De telles conceptions remises en lumière ne devraient-elles pas contribuer pour beaucoup à remédier aux maux, à résoudre les difficultés de l’heure présente ? On se plaint d’une division qui s’accuse de toutes parts, entre les grandes parties de la cité, de sentiments qui s’y développent, au lieu de la fraternité qui devait couronner la liberté conquise, d’hostilité mutuelle. Que pourrait-on imaginer qui fût propre à guérir un tel mal, qu’une doctrine, semée dans les populations, de générosité réciproque, impliquant et respect et bienveillance mutuels, portée, par suite, jusqu’au dévouement, jusqu’au sacrifice ?

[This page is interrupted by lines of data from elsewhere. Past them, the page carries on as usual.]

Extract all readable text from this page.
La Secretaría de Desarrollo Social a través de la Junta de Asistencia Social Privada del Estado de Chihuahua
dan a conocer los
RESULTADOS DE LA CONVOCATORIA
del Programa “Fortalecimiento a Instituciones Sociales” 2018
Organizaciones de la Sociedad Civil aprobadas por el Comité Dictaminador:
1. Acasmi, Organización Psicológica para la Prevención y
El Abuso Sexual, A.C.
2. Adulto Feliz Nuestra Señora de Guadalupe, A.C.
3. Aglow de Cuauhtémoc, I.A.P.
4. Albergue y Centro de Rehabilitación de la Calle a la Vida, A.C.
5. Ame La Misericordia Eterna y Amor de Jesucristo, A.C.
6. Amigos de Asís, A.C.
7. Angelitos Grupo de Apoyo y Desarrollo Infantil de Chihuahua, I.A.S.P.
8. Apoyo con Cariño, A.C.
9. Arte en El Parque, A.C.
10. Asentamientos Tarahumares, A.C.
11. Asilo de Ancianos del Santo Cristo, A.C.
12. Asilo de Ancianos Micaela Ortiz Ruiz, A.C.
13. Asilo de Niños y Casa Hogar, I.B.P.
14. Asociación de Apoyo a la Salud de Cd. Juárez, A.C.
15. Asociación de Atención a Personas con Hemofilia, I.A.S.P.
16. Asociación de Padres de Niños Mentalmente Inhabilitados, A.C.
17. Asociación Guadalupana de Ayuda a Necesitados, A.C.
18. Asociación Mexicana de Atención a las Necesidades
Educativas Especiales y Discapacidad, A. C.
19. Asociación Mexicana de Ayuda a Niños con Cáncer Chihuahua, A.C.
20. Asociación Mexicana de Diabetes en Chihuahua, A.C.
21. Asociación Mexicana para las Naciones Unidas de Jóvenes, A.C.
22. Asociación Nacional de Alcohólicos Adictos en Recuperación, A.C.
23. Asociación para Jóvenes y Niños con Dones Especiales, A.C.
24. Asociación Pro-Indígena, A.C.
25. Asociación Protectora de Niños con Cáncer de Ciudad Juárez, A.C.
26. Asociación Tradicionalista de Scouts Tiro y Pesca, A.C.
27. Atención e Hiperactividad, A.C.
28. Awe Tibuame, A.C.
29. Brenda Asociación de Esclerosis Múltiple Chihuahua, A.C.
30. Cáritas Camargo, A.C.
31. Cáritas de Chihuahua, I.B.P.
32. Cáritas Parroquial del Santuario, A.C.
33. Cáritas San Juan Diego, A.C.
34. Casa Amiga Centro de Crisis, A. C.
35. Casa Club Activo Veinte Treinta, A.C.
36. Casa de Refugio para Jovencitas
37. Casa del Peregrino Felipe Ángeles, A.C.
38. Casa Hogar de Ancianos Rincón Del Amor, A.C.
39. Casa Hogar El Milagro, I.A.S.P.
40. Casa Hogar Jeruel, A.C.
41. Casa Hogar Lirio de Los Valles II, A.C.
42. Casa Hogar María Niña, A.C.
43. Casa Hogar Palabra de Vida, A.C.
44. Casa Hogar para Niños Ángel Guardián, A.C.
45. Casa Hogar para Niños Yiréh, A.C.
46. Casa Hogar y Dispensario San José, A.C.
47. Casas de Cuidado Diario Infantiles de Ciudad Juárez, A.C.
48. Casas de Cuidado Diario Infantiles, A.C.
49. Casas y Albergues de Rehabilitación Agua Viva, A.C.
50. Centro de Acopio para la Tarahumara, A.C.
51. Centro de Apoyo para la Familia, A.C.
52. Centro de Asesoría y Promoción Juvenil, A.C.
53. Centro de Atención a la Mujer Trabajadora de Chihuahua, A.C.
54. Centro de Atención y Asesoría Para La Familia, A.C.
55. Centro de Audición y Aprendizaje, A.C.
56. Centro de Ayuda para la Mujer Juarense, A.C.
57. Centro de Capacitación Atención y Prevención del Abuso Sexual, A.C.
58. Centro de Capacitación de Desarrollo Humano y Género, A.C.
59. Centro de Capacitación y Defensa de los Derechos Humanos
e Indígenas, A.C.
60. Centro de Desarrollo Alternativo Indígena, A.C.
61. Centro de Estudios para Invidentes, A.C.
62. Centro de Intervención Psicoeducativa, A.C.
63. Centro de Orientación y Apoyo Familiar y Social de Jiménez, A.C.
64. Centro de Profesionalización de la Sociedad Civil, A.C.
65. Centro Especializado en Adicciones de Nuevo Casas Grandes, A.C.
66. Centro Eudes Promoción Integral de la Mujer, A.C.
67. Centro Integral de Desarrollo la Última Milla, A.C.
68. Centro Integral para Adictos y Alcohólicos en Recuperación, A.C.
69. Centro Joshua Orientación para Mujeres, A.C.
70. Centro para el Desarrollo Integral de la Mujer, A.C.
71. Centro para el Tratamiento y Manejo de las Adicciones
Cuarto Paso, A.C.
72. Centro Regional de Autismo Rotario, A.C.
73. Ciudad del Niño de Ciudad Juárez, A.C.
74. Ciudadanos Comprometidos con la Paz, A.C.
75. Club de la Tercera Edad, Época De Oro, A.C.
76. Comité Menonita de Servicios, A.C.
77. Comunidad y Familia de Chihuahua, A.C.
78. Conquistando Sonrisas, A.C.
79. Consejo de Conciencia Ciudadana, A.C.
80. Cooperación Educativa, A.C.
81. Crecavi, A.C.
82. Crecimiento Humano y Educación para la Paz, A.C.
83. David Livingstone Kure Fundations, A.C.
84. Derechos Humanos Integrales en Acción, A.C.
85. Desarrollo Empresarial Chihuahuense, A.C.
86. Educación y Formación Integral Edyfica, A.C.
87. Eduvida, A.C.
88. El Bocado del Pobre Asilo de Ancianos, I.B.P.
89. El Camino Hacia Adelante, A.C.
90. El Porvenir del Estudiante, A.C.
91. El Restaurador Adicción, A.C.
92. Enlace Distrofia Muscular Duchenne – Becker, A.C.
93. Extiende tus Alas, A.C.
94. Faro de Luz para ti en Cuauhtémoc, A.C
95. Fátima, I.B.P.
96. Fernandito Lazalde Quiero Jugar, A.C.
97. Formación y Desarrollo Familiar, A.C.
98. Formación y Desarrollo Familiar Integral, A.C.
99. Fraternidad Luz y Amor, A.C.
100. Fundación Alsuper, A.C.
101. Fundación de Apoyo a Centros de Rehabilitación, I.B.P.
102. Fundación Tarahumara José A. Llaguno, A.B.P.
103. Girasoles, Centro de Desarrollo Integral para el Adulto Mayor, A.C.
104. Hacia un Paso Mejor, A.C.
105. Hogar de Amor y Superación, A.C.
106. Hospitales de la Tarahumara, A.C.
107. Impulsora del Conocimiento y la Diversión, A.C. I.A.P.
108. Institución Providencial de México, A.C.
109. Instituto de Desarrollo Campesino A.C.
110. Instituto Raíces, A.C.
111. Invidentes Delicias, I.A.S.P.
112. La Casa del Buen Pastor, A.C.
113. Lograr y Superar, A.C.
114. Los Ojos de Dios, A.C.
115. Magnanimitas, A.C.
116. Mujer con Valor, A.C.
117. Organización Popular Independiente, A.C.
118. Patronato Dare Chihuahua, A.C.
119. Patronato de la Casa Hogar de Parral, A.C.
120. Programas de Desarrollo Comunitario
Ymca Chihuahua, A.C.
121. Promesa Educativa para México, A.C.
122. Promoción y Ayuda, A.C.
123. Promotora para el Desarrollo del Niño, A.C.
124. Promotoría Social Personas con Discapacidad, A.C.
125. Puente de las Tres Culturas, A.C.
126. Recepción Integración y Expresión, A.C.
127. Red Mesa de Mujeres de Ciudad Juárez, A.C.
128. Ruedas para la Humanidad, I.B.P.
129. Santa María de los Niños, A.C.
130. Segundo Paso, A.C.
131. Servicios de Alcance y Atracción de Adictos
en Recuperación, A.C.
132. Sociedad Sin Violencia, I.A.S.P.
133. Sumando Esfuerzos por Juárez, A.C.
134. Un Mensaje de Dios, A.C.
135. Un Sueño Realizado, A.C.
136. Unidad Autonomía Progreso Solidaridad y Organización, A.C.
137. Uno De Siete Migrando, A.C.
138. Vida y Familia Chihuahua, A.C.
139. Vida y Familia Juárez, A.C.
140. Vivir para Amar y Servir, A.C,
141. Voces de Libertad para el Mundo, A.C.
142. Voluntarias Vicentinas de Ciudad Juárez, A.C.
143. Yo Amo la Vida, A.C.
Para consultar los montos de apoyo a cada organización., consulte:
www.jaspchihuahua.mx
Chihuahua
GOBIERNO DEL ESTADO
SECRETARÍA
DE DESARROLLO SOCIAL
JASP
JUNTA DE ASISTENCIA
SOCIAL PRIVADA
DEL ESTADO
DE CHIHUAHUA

Pour compléter une telle doctrine, il conviendrait encore de se souvenir de ce que furent, dans les grandes religions qui formèrent le lien des sociétés d’autrefois, les initiations, ou Mystères, dont l’objet suprême était d’unir étroitement les hommes à la divinité[1]. L’union devait être filiale et finalement conjugale. Pour y préparer, une condition était nécessaire : la pureté. Un sacrement préliminaire à l’union sacrée était un baptême par lequel on figurait le renoncement absolu à tout ce qui souille et rabaisse. Il en fut de même dans les rites de notre Chevalerie. On y commençait par des pratiques ayant pour objet d’exprimer la pensée que résume la devise célèbre : Potius mori quam fœdari. Pureté, c’est ce qu’en ces temps anciens on appela honneur : « honneur », dans la langue latine, d’où ce mot fut tiré, signifie dignité, beauté. Honneur et compassion, beauté et bonté, furent les deux degrés par lesquels on s’éleva jadis, on s’élèvera toujours à la réalisation de ce qu’on peut appeler l’idéal

  1. Voy. ibid., Les Mystères, fragment d’une étude sur l’histoire des religions.